Gerüchte über potenzielle Kandidaten für eine Fortführung des Molkereibetriebes hatte es in den letzten Monaten zwar immer wieder gegeben, auch mehr oder weniger ernsthafte Verhandlungen sollen stattgefunden haben. Fakt ist aber nun, wie Miriam Trunsberger, Assistentin der Geschäftsführung der Stegmann-Gruppe, die das Milchwerk betreibt, betonte: "Es gibt keine Interessenten, nach dem jetzigen Stand der Dinge ist das Thema Reichertshausen für uns abgeschlossen."

 
Hoch im Kurs stand das Milchwerk in den letzten Wochen dennoch – allerdings nur im Internet und "Stückje für Stückje", wie Käse-Ikone Frau Antje vielleicht sagen würde.

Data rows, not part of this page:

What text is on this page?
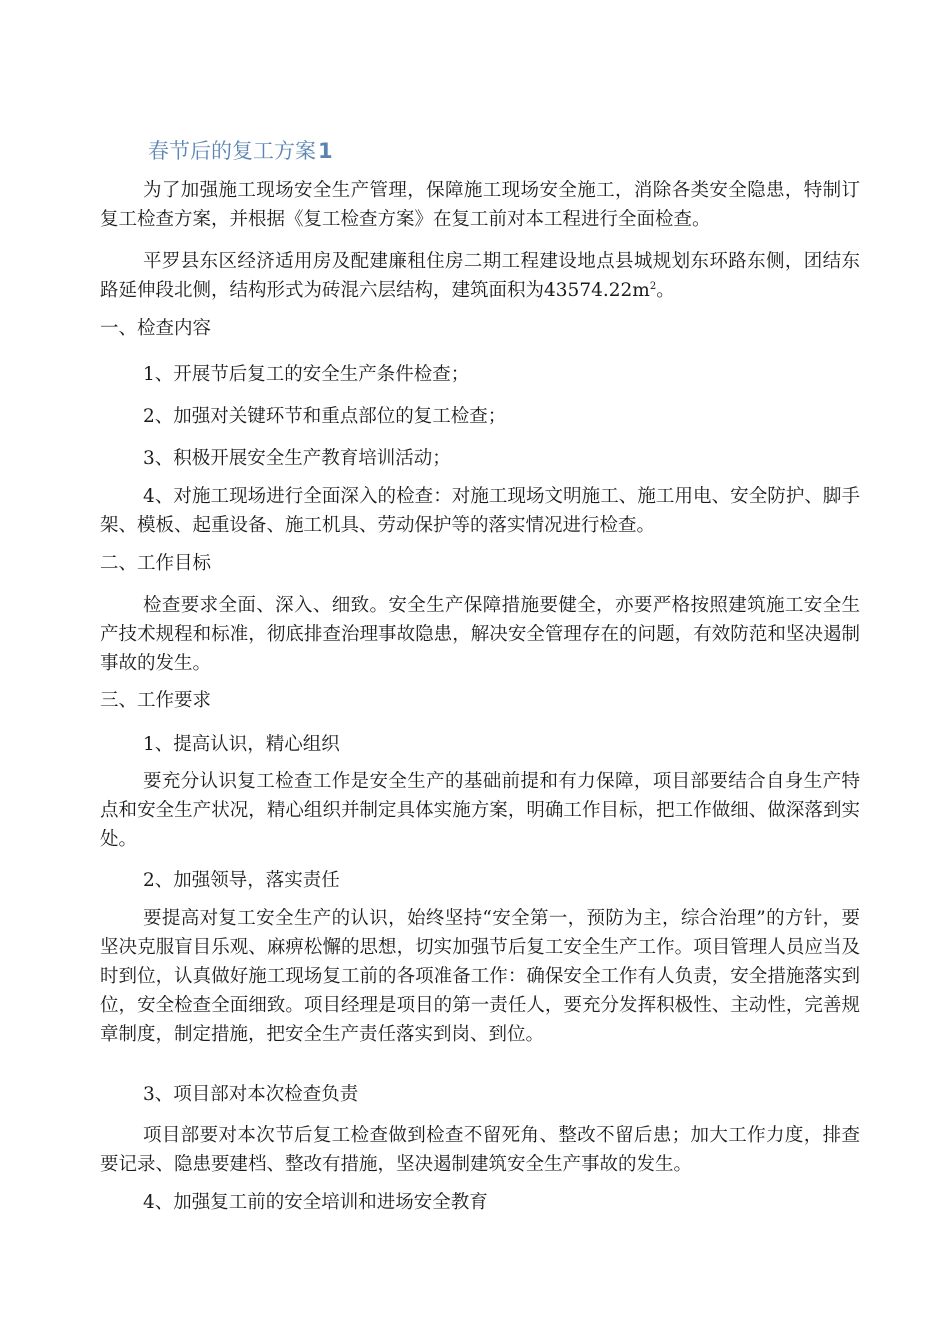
春节后的复工方案1

为了加强施工现场安全生产管理，保障施工现场安全施工，消除各类安全隐患，特制订复工检查方案，并根据《复工检查方案》在复工前对本工程进行全面检查。

平罗县东区经济适用房及配建廉租住房二期工程建设地点县城规划东环路东侧，团结东路延伸段北侧，结构形式为砖混六层结构，建筑面积为$43574.22m^2$。

一、检查内容

1、开展节后复工的安全生产条件检查；

2、加强对关键环节和重点部位的复工检查；

3、积极开展安全生产教育培训活动；

4、对施工现场进行全面深入的检查：对施工现场文明施工、施工用电、安全防护、脚手架、模板、起重设备、施工机具、劳动保护等的落实情况进行检查。

二、工作目标

检查要求全面、深入、细致。安全生产保障措施要健全，亦要严格按照建筑施工安全生产技术规程和标准，彻底排查治理事故隐患，解决安全管理存在的问题，有效防范和坚决遏制事故的发生。

三、工作要求

1、提高认识，精心组织

要充分认识复工检查工作是安全生产的基础前提和有力保障，项目部要结合自身生产特点和安全生产状况，精心组织并制定具体实施方案，明确工作目标，把工作做细、做深落到实处。

2、加强领导，落实责任

要提高对复工安全生产的认识，始终坚持“安全第一，预防为主，综合治理”的方针，要坚决克服盲目乐观、麻痹松懈的思想，切实加强节后复工安全生产工作。项目管理人员应当及时到位，认真做好施工现场复工前的各项准备工作：确保安全工作有人负责，安全措施落实到位，安全检查全面细致。项目经理是项目的第一责任人，要充分发挥积极性、主动性，完善规章制度，制定措施，把安全生产责任落实到岗、到位。

3、项目部对本次检查负责

项目部要对本次节后复工检查做到检查不留死角、整改不留后患；加大工作力度，排查要记录、隐患要建档、整改有措施，坚决遏制建筑安全生产事故的发生。

4、加强复工前的安全培训和进场安全教育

Im Rahmen einer großen Online-Auktion kam so ziemlich alles, was nicht niet- und nagelfest war, unter den Hammer – angefangen vom 13 Meter hohen Rekompressionsverdampfer, über Wärmeaustauscher, Pumpen, Laborschränke, riesige Tanks und vielerlei Werkzeug bis hin zum Faxgerät. Über 600 Positionen waren insgesamt aufgelistet.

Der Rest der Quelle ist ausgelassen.